The deeper MS/TP story — token rotation, the master/slave token-
passing mechanic, Max_Master and
Max_Info_Frames, the per-segment device-count and
cable-length limits — has its own page:
BACnet MS/TP, built
around the moments most BMS techs actually touch it —
commissioning and bus-fault troubleshooting.
What this page didn't cover
The shape of the protocol is enough to read a BACnet point list, form a Read or Write, recognize a priority-array override, and start a Who-Is discovery. The next question is what happens when the device you want to talk to isn't on the same Ethernet segment you're sending from — the broadcast story, the BBMD and Foreign Device Registration machinery, the three layers of addressing, and the EBO hex blob the BACnet/IP converter tool decodes for you. BACnet Networking is the companion page that walks through each.

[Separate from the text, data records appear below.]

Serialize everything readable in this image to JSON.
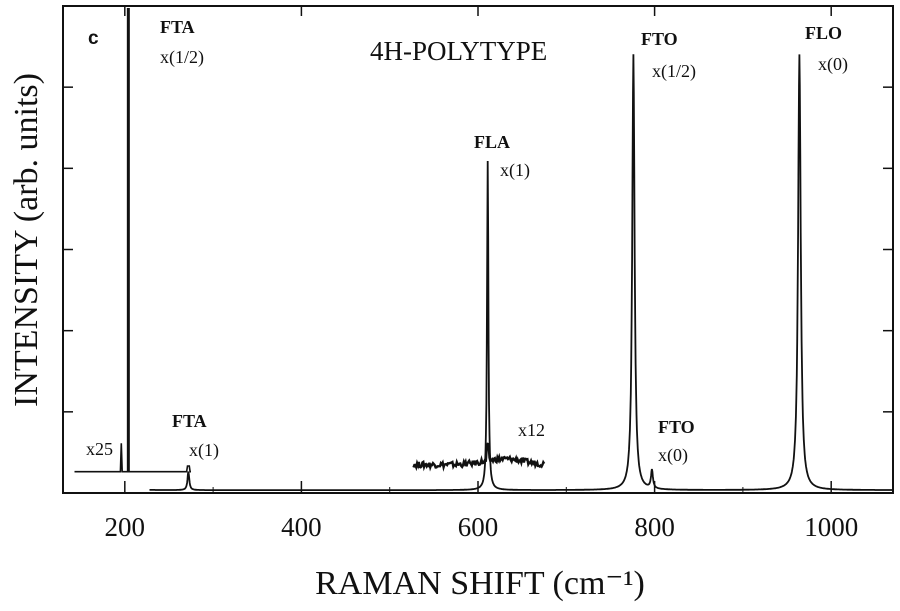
{
  "chart_data": {
    "type": "line",
    "panel_label": "c",
    "title": "4H-POLYTYPE",
    "xlabel": "RAMAN SHIFT (cm⁻¹)",
    "ylabel": "INTENSITY (arb. units)",
    "xlim": [
      130,
      1070
    ],
    "ylim": [
      0,
      1
    ],
    "x_ticks": [
      200,
      400,
      600,
      800,
      1000
    ],
    "x_tick_labels": [
      "200",
      "400",
      "600",
      "800",
      "1000"
    ],
    "grid": false,
    "colors": {
      "line": "#111111",
      "axes": "#111111",
      "background": "#ffffff"
    },
    "peaks": [
      {
        "name": "FTA x(1/2)",
        "x": 204,
        "intensity": 1.0
      },
      {
        "name": "FTA x(1)",
        "x": 272,
        "intensity": 0.04
      },
      {
        "name": "FLA x(1)",
        "x": 611,
        "intensity": 0.71
      },
      {
        "name": "FTO x(1/2)",
        "x": 776,
        "intensity": 0.94
      },
      {
        "name": "FTO x(0)",
        "x": 797,
        "intensity": 0.04
      },
      {
        "name": "FLO x(0)",
        "x": 964,
        "intensity": 0.94
      }
    ],
    "magnified_segments": [
      {
        "label": "x25",
        "x": [
          143,
          275
        ],
        "baseline": 0.045
      },
      {
        "label": "x12",
        "x": [
          527,
          675
        ],
        "baseline": 0.06
      }
    ],
    "annotations": [
      {
        "id": "fta-half",
        "lines": [
          "FTA",
          "x(1/2)"
        ]
      },
      {
        "id": "fta-one",
        "lines": [
          "FTA",
          "x(1)"
        ]
      },
      {
        "id": "fla-one",
        "lines": [
          "FLA",
          "x(1)"
        ]
      },
      {
        "id": "fto-half",
        "lines": [
          "FTO",
          "x(1/2)"
        ]
      },
      {
        "id": "fto-zero",
        "lines": [
          "FTO",
          "x(0)"
        ]
      },
      {
        "id": "flo-zero",
        "lines": [
          "FLO",
          "x(0)"
        ]
      },
      {
        "id": "mag-x25",
        "lines": [
          "x25"
        ]
      },
      {
        "id": "mag-x12",
        "lines": [
          "x12"
        ]
      }
    ]
  }
}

Out of scope here, by design: the deep MS/TP token mechanics
(token rotation, Max_Master,
Max_Info_Frames, baud rates and cable-length budgets
— now covered by BACnet
MS/TP), segmentation of long messages, alarms and event
notifications, schedules and calendars as their own object types,
trend logs, and the file / group / loop / notification-class
objects. The rest are their own future pages; this one stays on
the object model, the services, and the priority array.